Review: Fabriano 1264 Watercolour Paper (25% Cotton)

Fabriano 1264 is a series with paper for drawing, sketching, watercolour, mixed media and there's also bristol paper. 1264 by the way is the year that Fabriano paper mill was created in Italy.

The Fabriano 1264 watercolour paper is made with 25% cotton content. This student grade watercolour paper and the quality is almost similar to the Fabriano Studio watercolour paper.

Fabriano Studio has coldpress and hotpress, 200gsm and 300gsm, and sold in glued pads. Sizes available are

  • 8 x 10 inches
  • 9 x 12 inches
  • 11 x 14 inches

Fabriano 1264 watercolour paper only has coldpress, 300gsm, and is sold in either spiral bound or glued pads. Sizes available are

  • 7 x 10 inches
  • 9 x 12 inches
  • 11 x 15 inches
  • 18 x 24 inches

The pricing is quite similar so the which one to choose comes down to which format, size, texture, paper weight you're looking for.


The spiral bound pads come with perforated sheets that are easy to remove.


The pad comes with 30 sheets of 300gsm, acid-free, coldpress watercolour paper.


Here's how non-granulating paint looks on the paper.


Here's how granulation looks on the paper. The coldpress texture has a more noticeable pattern compared to the finer grain coldpress texture of Fabriano Artistico 100% cotton watercolour paper.


Pencils may produce lines with rough edges.


The downside of student grade watercolour paper is usually the difficulty using wet on wet techniques. Shown above are tests for wet on wet techniques.


In the first test, I painted three horizontal lines on the wet surface. On top quality paper, the lines should diffuse until the lines are barely visible. On the Fabriano 1264 watercolour paper, paint doesn't seem to move much even on wet surface. Because of that, it is difficult to paint gradated wash and also have smooth colour blends.


Water seems to dry fast. When water dries before the paint moves, the paint won't be able to move anymore. Show above are some small areas that dried faster than other areas.


When different areas of the paper dry at different speeds, there will be dry edges at the boundary.

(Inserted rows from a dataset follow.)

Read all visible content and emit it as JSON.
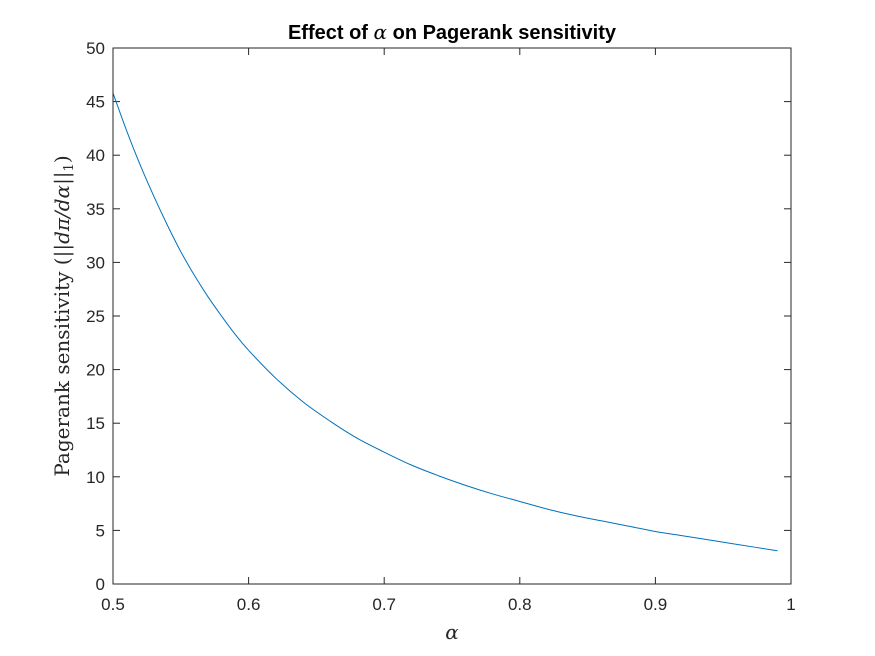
{
  "chart_data": {
    "type": "line",
    "title_prefix": "Effect of ",
    "title_symbol": "α",
    "title_suffix": " on Pagerank sensitivity",
    "xlabel": "α",
    "ylabel_text": "Pagerank sensitivity (",
    "ylabel_math": "||dπ/dα||",
    "ylabel_sub": "1",
    "ylabel_close": ")",
    "xlim": [
      0.5,
      1
    ],
    "ylim": [
      0,
      50
    ],
    "xticks": [
      "0.5",
      "0.6",
      "0.7",
      "0.8",
      "0.9",
      "1"
    ],
    "yticks": [
      "0",
      "5",
      "10",
      "15",
      "20",
      "25",
      "30",
      "35",
      "40",
      "45",
      "50"
    ],
    "grid": false,
    "line_color": "#0072BD",
    "series": [
      {
        "x": [
          0.5,
          0.51,
          0.52,
          0.53,
          0.54,
          0.55,
          0.56,
          0.57,
          0.58,
          0.59,
          0.6,
          0.62,
          0.64,
          0.66,
          0.68,
          0.7,
          0.72,
          0.74,
          0.76,
          0.78,
          0.8,
          0.82,
          0.84,
          0.86,
          0.88,
          0.9,
          0.92,
          0.94,
          0.96,
          0.99
        ],
        "y": [
          45.8,
          42.3,
          39.1,
          36.2,
          33.5,
          31.0,
          28.8,
          26.8,
          25.0,
          23.3,
          21.8,
          19.2,
          17.0,
          15.2,
          13.6,
          12.3,
          11.1,
          10.1,
          9.2,
          8.4,
          7.7,
          7.0,
          6.4,
          5.9,
          5.4,
          4.9,
          4.5,
          4.1,
          3.7,
          3.1
        ]
      }
    ]
  }
}
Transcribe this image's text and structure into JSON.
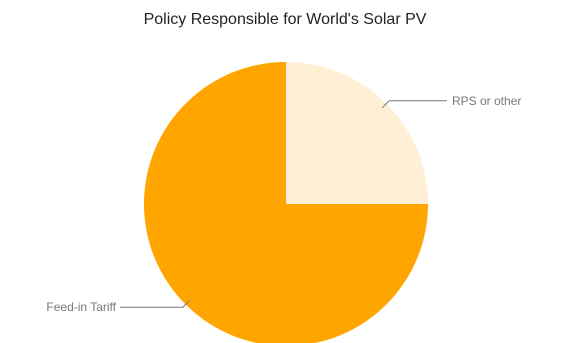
{
  "chart_data": {
    "type": "pie",
    "title": "Policy Responsible for World's Solar PV",
    "slices": [
      {
        "label": "RPS or other",
        "value": 25,
        "color": "#ffefd5"
      },
      {
        "label": "Feed-in Tariff",
        "value": 75,
        "color": "#ffa500"
      }
    ],
    "start_angle_deg": 0,
    "direction": "clockwise",
    "legend": "labeled"
  }
}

Colours appear vibrant on the paper so that's great.


This colour blend above looks good only because I added more water (to help paint move) with a spray as the paper was getting dry.

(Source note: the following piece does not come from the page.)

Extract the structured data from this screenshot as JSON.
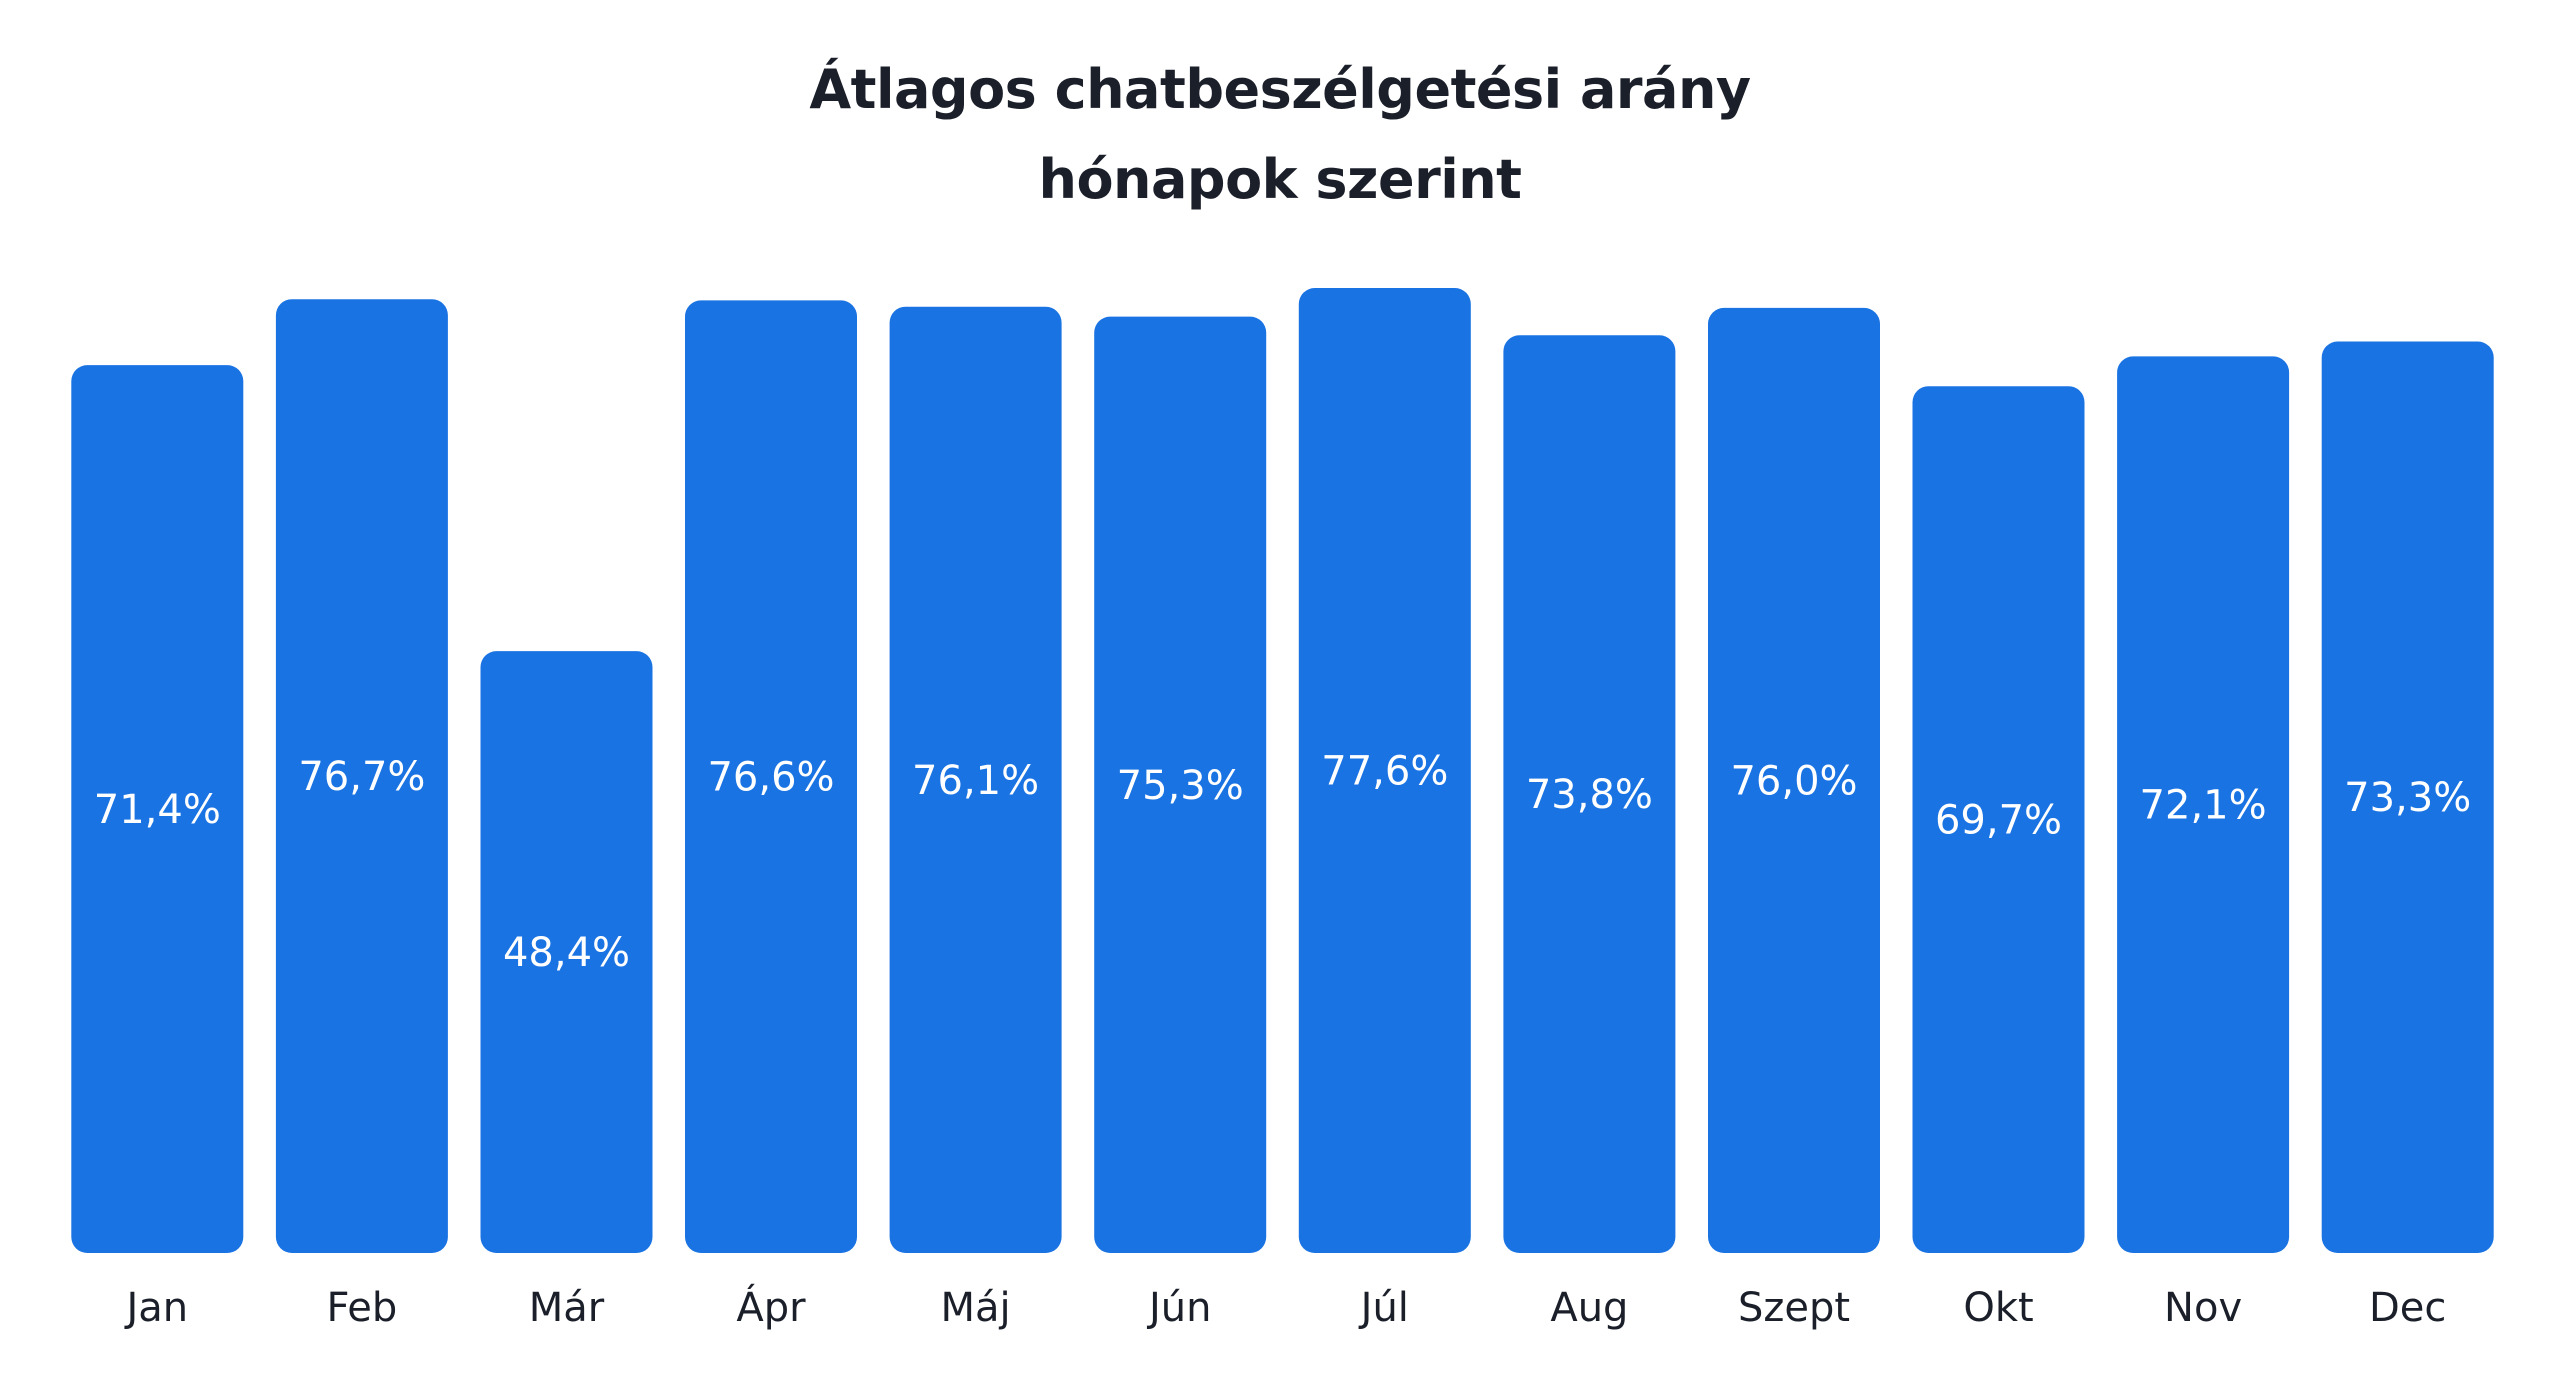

Pen, ink and watercolour works well. Glazing or layering works well. In the shadow area, I've tried to charge in another colour and the colour just remained as a dot until I used the brush to spread it out.

So the only performance issues are due to the difficulty with wet on wet techniques, and the unpredictable drying time.

The paper should work well for quick sketches, wash and go, testing colour mixes, and not good for wet on wet techniques, gradation and colour blend. It's not that you cannot use wet on wet techniques, it's just that you'll have to use your brush to manually create certain effects whereas with good paper, the paper will be doing the work for you.

The pricing for this paper is good, but you do get what you pay for. Student grade paper is cheaper for a reason.